赤い小さなドアが見えた。「子供の家」と書かれたドアを開けると、中は明るく、たくさんの子供たちが遊んでいた。赤ん坊もいれば、小学生もいる。ボールを投げたり、本を読んだり、自由に遊んでいた。奥のほうで寝そべっていた少年が、やあというように、片手を挙げた。成瀬だった。
「さぁ、早く、中へ」
規子はドアをくぐろうとして、立ち止まった。かすかに何かが臭う。
ぎんなんの臭いだった。
驚いて振り向くと、明かりに照らされた古屋の顔は、土色で、唇はかさかさに乾いている。
「どうしたの? さぁ」
古屋がうながした。規子は、もう一度、ゆっくりと中をながめた。壁も床も、細いひげ根がからみあってできていた。子供たちの顔は土色で、手足はやせて細く、骨ばっている。ベビーベッドで眠る赤ん坊は、しわだらけだ。
ここは、死んだ子供の世界だ。だから、大人にならないし、ずっと子供のままいられるのだ。古屋は規子を死の世界に呼び込もうとしている。
規子は後ずさりした。古屋が腕をつかんだ。その手を振り払うと、一気に走り出した。古屋が何か叫んでいた。振り返ると、子供たちが追いかけてきた。子供たちは数を増し、規子に迫ってくる。天井からばらばらと土がこぼれ、髪に落ちた。
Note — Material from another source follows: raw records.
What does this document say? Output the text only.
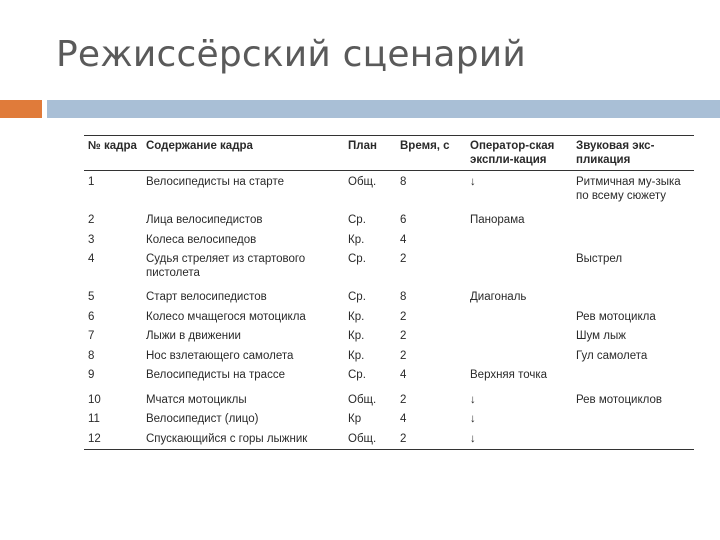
Режиссёрский сценарий
№ кадра	Содержание кадра	План	Время, с	Оператор-ская экспли-кация	Звуковая экс-пликация
1	Велосипедисты на старте	Общ.	8	↓	Ритмичная му-зыка по всему сюжету
2	Лица велосипедистов	Ср.	6	Панорама	
3	Колеса велосипедов	Кр.	4		
4	Судья стреляет из стартового пистолета	Ср.	2		Выстрел
5	Старт велосипедистов	Ср.	8	Диагональ	
6	Колесо мчащегося мотоцикла	Кр.	2		Рев мотоцикла
7	Лыжи в движении	Кр.	2		Шум лыж
8	Нос взлетающего самолета	Кр.	2		Гул самолета
9	Велосипедисты на трассе	Ср.	4	Верхняя точка	
10	Мчатся мотоциклы	Общ.	2	↓	Рев мотоциклов
11	Велосипедист (лицо)	Кр	4	↓	
12	Спускающийся с горы лыжник	Общ.	2	↓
湿った土の匂いがした。ゆるいカーブの先に地下鉄の線路が見えた。そのまま走ると、明かりが見えた。
駅だ。
規子はホームに這い上がり、階段を駆け抜けて地上に出た。
気がつくと、あたりは夜で、規子は啓徳小学校の校庭に立っていた。目の前には、地面に倒れた大銀杏が見えた。太い幹は切断され、生々しい切り口をさらしていた。巨大な泥のかたまりに見えたのは、掘り出された根っこだった。横倒しにされた根は、小山のように盛り上がり、近づくと、土の匂いがした。太い根は切断され、残った細い根はへびのようにからみあい、無数に枝分かれし、赤土や小石をしっかりとつかんでいる。
その脇には、大きな穴が空いていた。
携帯電話の日付は、翌日になっていた。丸一日、規子は地下をさまよっていたのだろうか。
風が吹いていた。遠くで古屋の呼ぶ声が聞こえたような気がした。